Op grond van het voorgaande stelt het hof vast dat telkens einduitspraak is, respectievelijk thans wordt, gedaan na het verstrijken van twee jaren. Daarmee is de redelijke termijn in eerste aanleg met bijna 9 maanden en in hoger beroep met bijna 24 maanden overschreden.

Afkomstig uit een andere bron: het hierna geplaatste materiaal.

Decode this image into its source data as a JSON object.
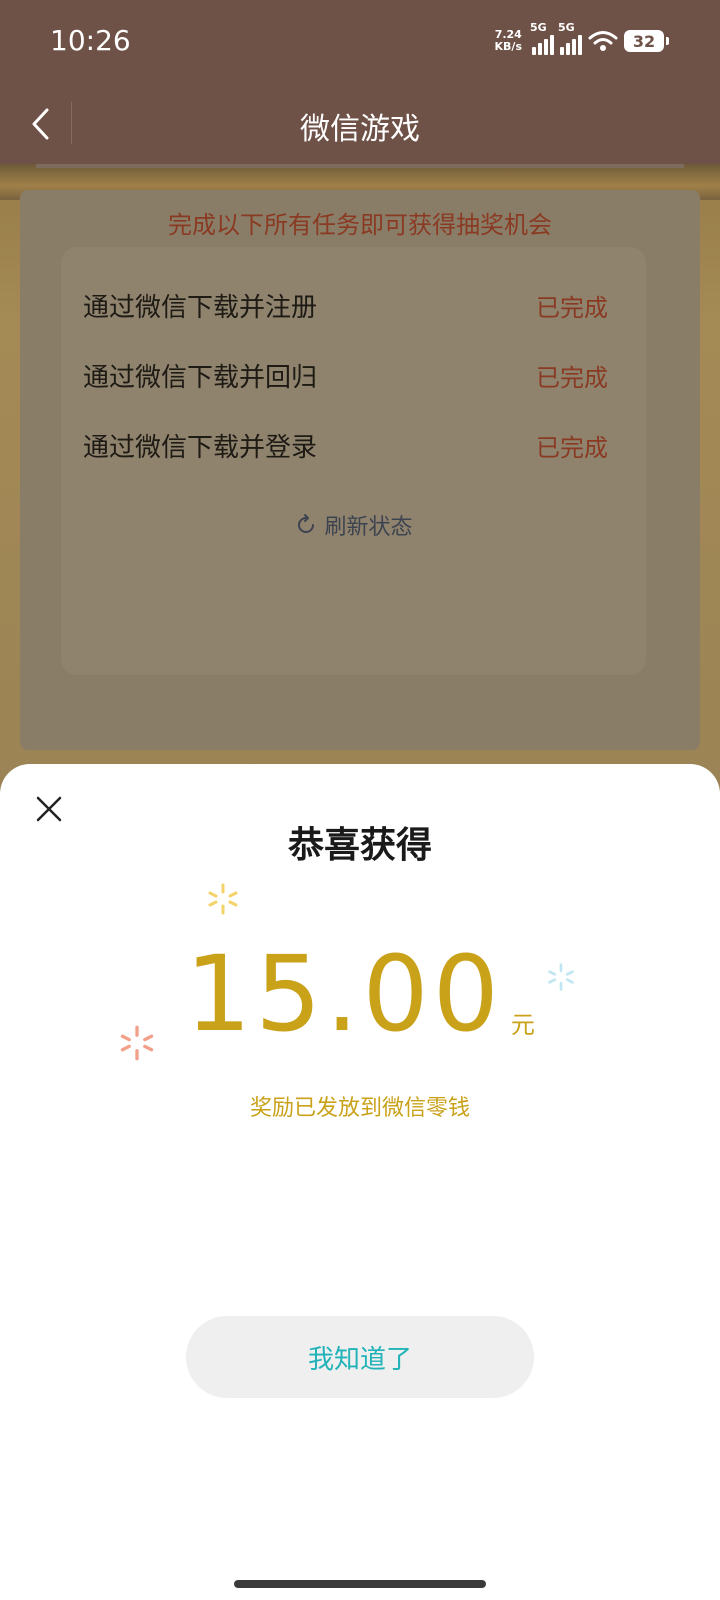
{
  "status_bar": {
    "time": "10:26",
    "net_speed_value": "7.24",
    "net_speed_unit": "KB/s",
    "signal1_label": "5G",
    "signal2_label": "5G",
    "battery": "32"
  },
  "header": {
    "title": "微信游戏"
  },
  "tasks": {
    "heading": "完成以下所有任务即可获得抽奖机会",
    "items": [
      {
        "name": "通过微信下载并注册",
        "status": "已完成"
      },
      {
        "name": "通过微信下载并回归",
        "status": "已完成"
      },
      {
        "name": "通过微信下载并登录",
        "status": "已完成"
      }
    ],
    "refresh_label": "刷新状态"
  },
  "dialog": {
    "title": "恭喜获得",
    "amount": "15.00",
    "unit": "元",
    "note": "奖励已发放到微信零钱",
    "confirm_label": "我知道了"
  },
  "colors": {
    "accent_gold": "#c9a21a",
    "button_text_teal": "#21b3b8",
    "status_red": "#8a3a22",
    "header_brown": "#6f5247"
  },
  "icons": {
    "back": "chevron-left-icon",
    "close": "close-icon",
    "refresh": "refresh-icon",
    "wifi": "wifi-icon",
    "battery": "battery-icon",
    "sparkle": "sparkle-icon"
  }
}
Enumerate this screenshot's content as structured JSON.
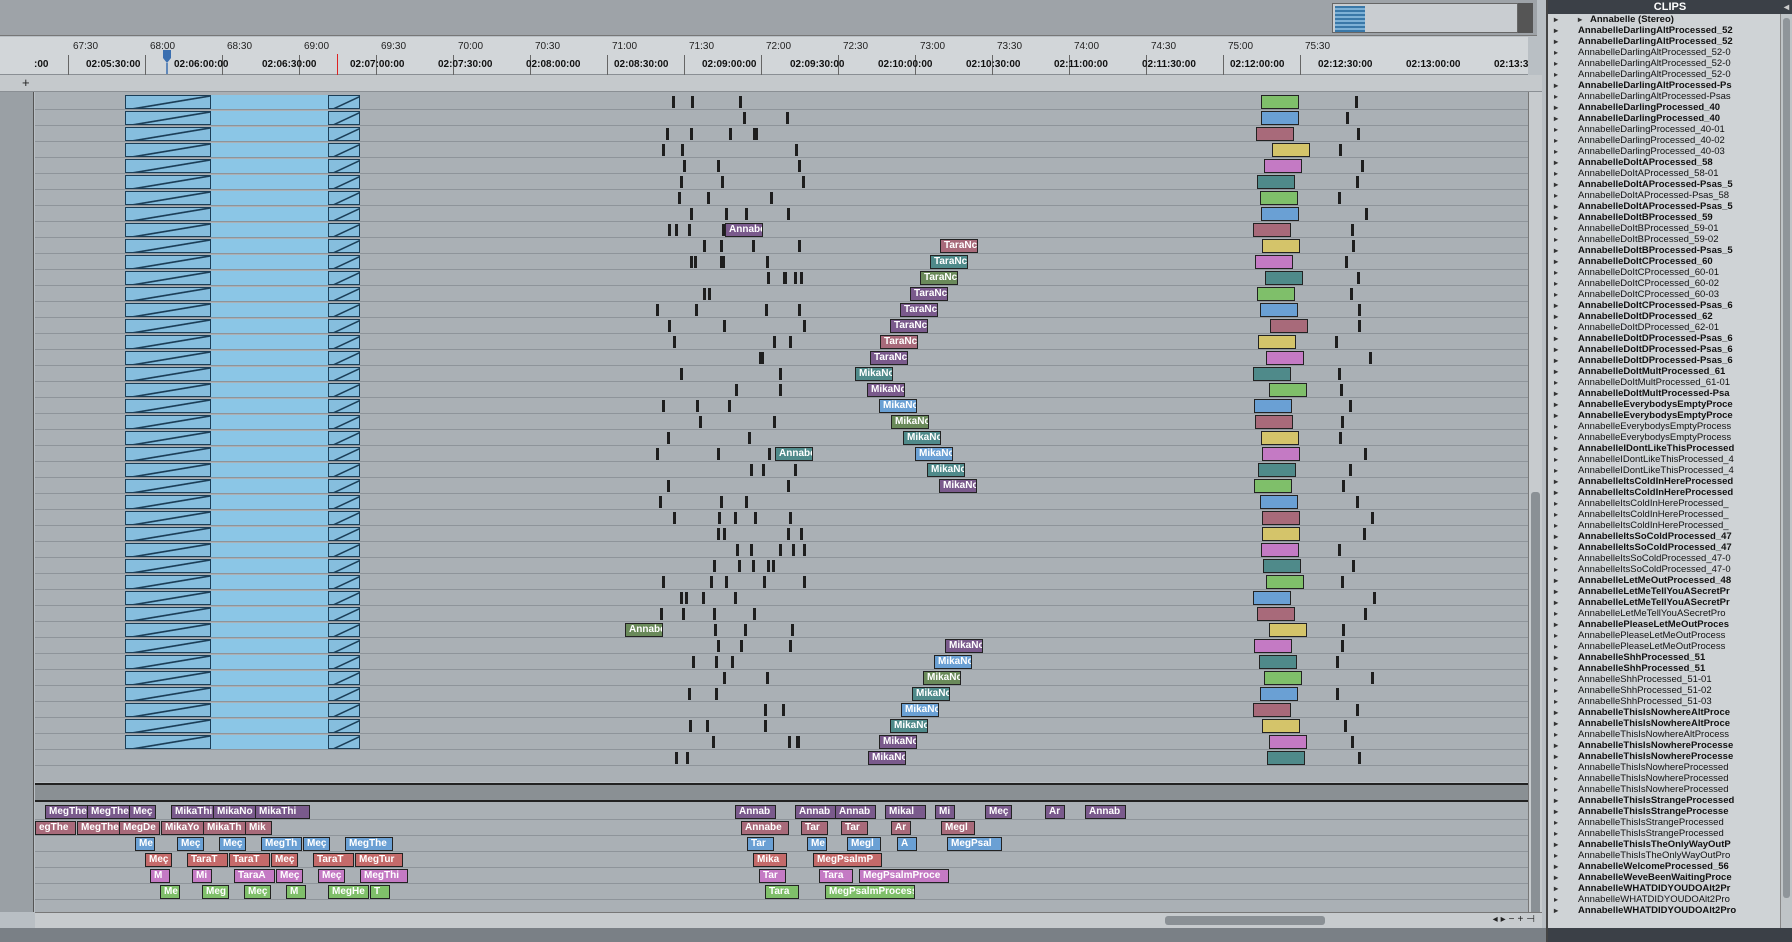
{
  "ruler": {
    "bars": [
      "67:30",
      "68:00",
      "68:30",
      "69:00",
      "69:30",
      "70:00",
      "70:30",
      "71:00",
      "71:30",
      "72:00",
      "72:30",
      "73:00",
      "73:30",
      "74:00",
      "74:30",
      "75:00",
      "75:30"
    ],
    "timecodes": [
      ":00",
      "02:05:30:00",
      "02:06:00:00",
      "02:06:30:00",
      "02:07:00:00",
      "02:07:30:00",
      "02:08:00:00",
      "02:08:30:00",
      "02:09:00:00",
      "02:09:30:00",
      "02:10:00:00",
      "02:10:30:00",
      "02:11:00:00",
      "02:11:30:00",
      "02:12:00:00",
      "02:12:30:00",
      "02:13:00:00",
      "02:13:3"
    ]
  },
  "toolbar": {
    "add_symbol": "+"
  },
  "track_clips": [
    {
      "row": 8,
      "label": "Annabe",
      "color": "purple"
    },
    {
      "row": 9,
      "label": "TaraNc",
      "color": "pink"
    },
    {
      "row": 10,
      "label": "TaraNc",
      "color": "teal"
    },
    {
      "row": 11,
      "label": "TaraNc",
      "color": "olive"
    },
    {
      "row": 12,
      "label": "TaraNc",
      "color": "purple"
    },
    {
      "row": 13,
      "label": "TaraNc",
      "color": "purple"
    },
    {
      "row": 14,
      "label": "TaraNc",
      "color": "purple"
    },
    {
      "row": 15,
      "label": "TaraNc",
      "color": "pink"
    },
    {
      "row": 16,
      "label": "TaraNc",
      "color": "purple"
    },
    {
      "row": 17,
      "label": "MikaNc",
      "color": "teal"
    },
    {
      "row": 18,
      "label": "MikaNc",
      "color": "purple"
    },
    {
      "row": 19,
      "label": "MikaNc",
      "color": "blue"
    },
    {
      "row": 20,
      "label": "MikaNc",
      "color": "olive"
    },
    {
      "row": 21,
      "label": "MikaNc",
      "color": "teal"
    },
    {
      "row": 22,
      "label": "Annabe",
      "color": "teal"
    },
    {
      "row": 22,
      "label": "MikaNc",
      "color": "blue"
    },
    {
      "row": 23,
      "label": "MikaNc",
      "color": "teal"
    },
    {
      "row": 24,
      "label": "MikaNc",
      "color": "purple"
    },
    {
      "row": 33,
      "label": "Annabe",
      "color": "olive"
    },
    {
      "row": 34,
      "label": "MikaNc",
      "color": "purple"
    },
    {
      "row": 35,
      "label": "MikaNc",
      "color": "blue"
    },
    {
      "row": 36,
      "label": "MikaNc",
      "color": "olive"
    },
    {
      "row": 37,
      "label": "MikaNc",
      "color": "teal"
    },
    {
      "row": 38,
      "label": "MikaNc",
      "color": "blue"
    },
    {
      "row": 39,
      "label": "MikaNc",
      "color": "teal"
    },
    {
      "row": 40,
      "label": "MikaNc",
      "color": "purple"
    },
    {
      "row": 41,
      "label": "MikaNc",
      "color": "purple"
    }
  ],
  "lower_clips": [
    {
      "row": 0,
      "label": "MegThe",
      "color": "purple"
    },
    {
      "row": 0,
      "label": "MegThe",
      "color": "purple"
    },
    {
      "row": 0,
      "label": "Meç",
      "color": "purple"
    },
    {
      "row": 0,
      "label": "MikaThi",
      "color": "purple"
    },
    {
      "row": 0,
      "label": "MikaNo",
      "color": "purple"
    },
    {
      "row": 0,
      "label": "MikaThi",
      "color": "purple"
    },
    {
      "row": 0,
      "label": "Annab",
      "color": "purple"
    },
    {
      "row": 0,
      "label": "Annab",
      "color": "purple"
    },
    {
      "row": 0,
      "label": "Annab",
      "color": "purple"
    },
    {
      "row": 0,
      "label": "Mikal",
      "color": "purple"
    },
    {
      "row": 0,
      "label": "Mi",
      "color": "purple"
    },
    {
      "row": 0,
      "label": "Meç",
      "color": "purple"
    },
    {
      "row": 0,
      "label": "Ar",
      "color": "purple"
    },
    {
      "row": 0,
      "label": "Annab",
      "color": "purple"
    },
    {
      "row": 1,
      "label": "egThe",
      "color": "pink"
    },
    {
      "row": 1,
      "label": "MegThe",
      "color": "pink"
    },
    {
      "row": 1,
      "label": "MegDe",
      "color": "pink"
    },
    {
      "row": 1,
      "label": "MikaYo",
      "color": "pink"
    },
    {
      "row": 1,
      "label": "MikaTh",
      "color": "pink"
    },
    {
      "row": 1,
      "label": "Mik",
      "color": "pink"
    },
    {
      "row": 1,
      "label": "Annabe",
      "color": "pink"
    },
    {
      "row": 1,
      "label": "Tar",
      "color": "pink"
    },
    {
      "row": 1,
      "label": "Tar",
      "color": "pink"
    },
    {
      "row": 1,
      "label": "Ar",
      "color": "pink"
    },
    {
      "row": 1,
      "label": "Megl",
      "color": "pink"
    },
    {
      "row": 2,
      "label": "Me",
      "color": "blue"
    },
    {
      "row": 2,
      "label": "Meç",
      "color": "blue"
    },
    {
      "row": 2,
      "label": "Meç",
      "color": "blue"
    },
    {
      "row": 2,
      "label": "MegTh",
      "color": "blue"
    },
    {
      "row": 2,
      "label": "Meç",
      "color": "blue"
    },
    {
      "row": 2,
      "label": "MegThe",
      "color": "blue"
    },
    {
      "row": 2,
      "label": "Tar",
      "color": "blue"
    },
    {
      "row": 2,
      "label": "Me",
      "color": "blue"
    },
    {
      "row": 2,
      "label": "Megl",
      "color": "blue"
    },
    {
      "row": 2,
      "label": "A",
      "color": "blue"
    },
    {
      "row": 2,
      "label": "MegPsal",
      "color": "blue"
    },
    {
      "row": 3,
      "label": "Meç",
      "color": "red"
    },
    {
      "row": 3,
      "label": "TaraT",
      "color": "red"
    },
    {
      "row": 3,
      "label": "TaraT",
      "color": "red"
    },
    {
      "row": 3,
      "label": "Meç",
      "color": "red"
    },
    {
      "row": 3,
      "label": "TaraT",
      "color": "red"
    },
    {
      "row": 3,
      "label": "MegTur",
      "color": "red"
    },
    {
      "row": 3,
      "label": "Mika",
      "color": "red"
    },
    {
      "row": 3,
      "label": "MegPsalmP",
      "color": "red"
    },
    {
      "row": 4,
      "label": "M",
      "color": "mag"
    },
    {
      "row": 4,
      "label": "Mi",
      "color": "mag"
    },
    {
      "row": 4,
      "label": "TaraA",
      "color": "mag"
    },
    {
      "row": 4,
      "label": "Meç",
      "color": "mag"
    },
    {
      "row": 4,
      "label": "Meç",
      "color": "mag"
    },
    {
      "row": 4,
      "label": "MegThi",
      "color": "mag"
    },
    {
      "row": 4,
      "label": "Tar",
      "color": "mag"
    },
    {
      "row": 4,
      "label": "Tara",
      "color": "mag"
    },
    {
      "row": 4,
      "label": "MegPsalmProce",
      "color": "mag"
    },
    {
      "row": 5,
      "label": "Me",
      "color": "green"
    },
    {
      "row": 5,
      "label": "Meg",
      "color": "green"
    },
    {
      "row": 5,
      "label": "Meç",
      "color": "green"
    },
    {
      "row": 5,
      "label": "M",
      "color": "green"
    },
    {
      "row": 5,
      "label": "MegHe",
      "color": "green"
    },
    {
      "row": 5,
      "label": "T",
      "color": "green"
    },
    {
      "row": 5,
      "label": "Tara",
      "color": "green"
    },
    {
      "row": 5,
      "label": "MegPsalmProcess",
      "color": "green"
    }
  ],
  "clips_panel": {
    "title": "CLIPS",
    "items": [
      {
        "name": "Annabelle (Stereo)",
        "bold": true,
        "stereo": true
      },
      {
        "name": "AnnabelleDarlingAltProcessed_52",
        "bold": true
      },
      {
        "name": "AnnabelleDarlingAltProcessed_52",
        "bold": true
      },
      {
        "name": "AnnabelleDarlingAltProcessed_52-0",
        "bold": false
      },
      {
        "name": "AnnabelleDarlingAltProcessed_52-0",
        "bold": false
      },
      {
        "name": "AnnabelleDarlingAltProcessed_52-0",
        "bold": false
      },
      {
        "name": "AnnabelleDarlingAltProcessed-Ps",
        "bold": true
      },
      {
        "name": "AnnabelleDarlingAltProcessed-Psas",
        "bold": false
      },
      {
        "name": "AnnabelleDarlingProcessed_40",
        "bold": true
      },
      {
        "name": "AnnabelleDarlingProcessed_40",
        "bold": true
      },
      {
        "name": "AnnabelleDarlingProcessed_40-01",
        "bold": false
      },
      {
        "name": "AnnabelleDarlingProcessed_40-02",
        "bold": false
      },
      {
        "name": "AnnabelleDarlingProcessed_40-03",
        "bold": false
      },
      {
        "name": "AnnabelleDoItAProcessed_58",
        "bold": true
      },
      {
        "name": "AnnabelleDoItAProcessed_58-01",
        "bold": false
      },
      {
        "name": "AnnabelleDoItAProcessed-Psas_5",
        "bold": true
      },
      {
        "name": "AnnabelleDoItAProcessed-Psas_58",
        "bold": false
      },
      {
        "name": "AnnabelleDoItAProcessed-Psas_5",
        "bold": true
      },
      {
        "name": "AnnabelleDoItBProcessed_59",
        "bold": true
      },
      {
        "name": "AnnabelleDoItBProcessed_59-01",
        "bold": false
      },
      {
        "name": "AnnabelleDoItBProcessed_59-02",
        "bold": false
      },
      {
        "name": "AnnabelleDoItBProcessed-Psas_5",
        "bold": true
      },
      {
        "name": "AnnabelleDoItCProcessed_60",
        "bold": true
      },
      {
        "name": "AnnabelleDoItCProcessed_60-01",
        "bold": false
      },
      {
        "name": "AnnabelleDoItCProcessed_60-02",
        "bold": false
      },
      {
        "name": "AnnabelleDoItCProcessed_60-03",
        "bold": false
      },
      {
        "name": "AnnabelleDoItCProcessed-Psas_6",
        "bold": true
      },
      {
        "name": "AnnabelleDoItDProcessed_62",
        "bold": true
      },
      {
        "name": "AnnabelleDoItDProcessed_62-01",
        "bold": false
      },
      {
        "name": "AnnabelleDoItDProcessed-Psas_6",
        "bold": true
      },
      {
        "name": "AnnabelleDoItDProcessed-Psas_6",
        "bold": true
      },
      {
        "name": "AnnabelleDoItDProcessed-Psas_6",
        "bold": true
      },
      {
        "name": "AnnabelleDoItMultProcessed_61",
        "bold": true
      },
      {
        "name": "AnnabelleDoItMultProcessed_61-01",
        "bold": false
      },
      {
        "name": "AnnabelleDoItMultProcessed-Psa",
        "bold": true
      },
      {
        "name": "AnnabelleEverybodysEmptyProce",
        "bold": true
      },
      {
        "name": "AnnabelleEverybodysEmptyProce",
        "bold": true
      },
      {
        "name": "AnnabelleEverybodysEmptyProcess",
        "bold": false
      },
      {
        "name": "AnnabelleEverybodysEmptyProcess",
        "bold": false
      },
      {
        "name": "AnnabelleIDontLikeThisProcessed",
        "bold": true
      },
      {
        "name": "AnnabelleIDontLikeThisProcessed_4",
        "bold": false
      },
      {
        "name": "AnnabelleIDontLikeThisProcessed_4",
        "bold": false
      },
      {
        "name": "AnnabelleItsColdInHereProcessed",
        "bold": true
      },
      {
        "name": "AnnabelleItsColdInHereProcessed",
        "bold": true
      },
      {
        "name": "AnnabelleItsColdInHereProcessed_",
        "bold": false
      },
      {
        "name": "AnnabelleItsColdInHereProcessed_",
        "bold": false
      },
      {
        "name": "AnnabelleItsColdInHereProcessed_",
        "bold": false
      },
      {
        "name": "AnnabelleItsSoColdProcessed_47",
        "bold": true
      },
      {
        "name": "AnnabelleItsSoColdProcessed_47",
        "bold": true
      },
      {
        "name": "AnnabelleItsSoColdProcessed_47-0",
        "bold": false
      },
      {
        "name": "AnnabelleItsSoColdProcessed_47-0",
        "bold": false
      },
      {
        "name": "AnnabelleLetMeOutProcessed_48",
        "bold": true
      },
      {
        "name": "AnnabelleLetMeTellYouASecretPr",
        "bold": true
      },
      {
        "name": "AnnabelleLetMeTellYouASecretPr",
        "bold": true
      },
      {
        "name": "AnnabelleLetMeTellYouASecretPro",
        "bold": false
      },
      {
        "name": "AnnabellePleaseLetMeOutProces",
        "bold": true
      },
      {
        "name": "AnnabellePleaseLetMeOutProcess",
        "bold": false
      },
      {
        "name": "AnnabellePleaseLetMeOutProcess",
        "bold": false
      },
      {
        "name": "AnnabelleShhProcessed_51",
        "bold": true
      },
      {
        "name": "AnnabelleShhProcessed_51",
        "bold": true
      },
      {
        "name": "AnnabelleShhProcessed_51-01",
        "bold": false
      },
      {
        "name": "AnnabelleShhProcessed_51-02",
        "bold": false
      },
      {
        "name": "AnnabelleShhProcessed_51-03",
        "bold": false
      },
      {
        "name": "AnnabelleThisIsNowhereAltProce",
        "bold": true
      },
      {
        "name": "AnnabelleThisIsNowhereAltProce",
        "bold": true
      },
      {
        "name": "AnnabelleThisIsNowhereAltProcess",
        "bold": false
      },
      {
        "name": "AnnabelleThisIsNowhereProcesse",
        "bold": true
      },
      {
        "name": "AnnabelleThisIsNowhereProcesse",
        "bold": true
      },
      {
        "name": "AnnabelleThisIsNowhereProcessed",
        "bold": false
      },
      {
        "name": "AnnabelleThisIsNowhereProcessed",
        "bold": false
      },
      {
        "name": "AnnabelleThisIsNowhereProcessed",
        "bold": false
      },
      {
        "name": "AnnabelleThisIsStrangeProcessed",
        "bold": true
      },
      {
        "name": "AnnabelleThisIsStrangeProcesse",
        "bold": true
      },
      {
        "name": "AnnabelleThisIsStrangeProcessed",
        "bold": false
      },
      {
        "name": "AnnabelleThisIsStrangeProcessed",
        "bold": false
      },
      {
        "name": "AnnabelleThisIsTheOnlyWayOutP",
        "bold": true
      },
      {
        "name": "AnnabelleThisIsTheOnlyWayOutPro",
        "bold": false
      },
      {
        "name": "AnnabelleWelcomeProcessed_56",
        "bold": true
      },
      {
        "name": "AnnabelleWeveBeenWaitingProce",
        "bold": true
      },
      {
        "name": "AnnabelleWHATDIDYOUDOAlt2Pr",
        "bold": true
      },
      {
        "name": "AnnabelleWHATDIDYOUDOAlt2Pro",
        "bold": false
      },
      {
        "name": "AnnabelleWHATDIDYOUDOAlt2Pro",
        "bold": true
      }
    ]
  }
}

Het hof zal deze overschrijdingen ten faveure van de verdachte verdisconteren in de straftoemeting, in die zin dat het hof zal bepalen dat de helft van de op te leggen gevangenisstraf voorwaardelijk zal zijn.
Het voorgaande leidt tot de slotsom dat het hof de verdachte zal veroordelen tot een gevangenisstraf voor de duur van 12 maanden waarvan 6 maanden voorwaardelijk met een proeftijd van 2 jaren.
Met oplegging van deze deels voorwaardelijke straf wordt tevens enerzijds de ernst van het bewezenverklaarde tot uitdrukking gebracht en wordt anderzijds de strafoplegging dienstbaar gemaakt aan het voorkomen van nieuwe strafbare feiten.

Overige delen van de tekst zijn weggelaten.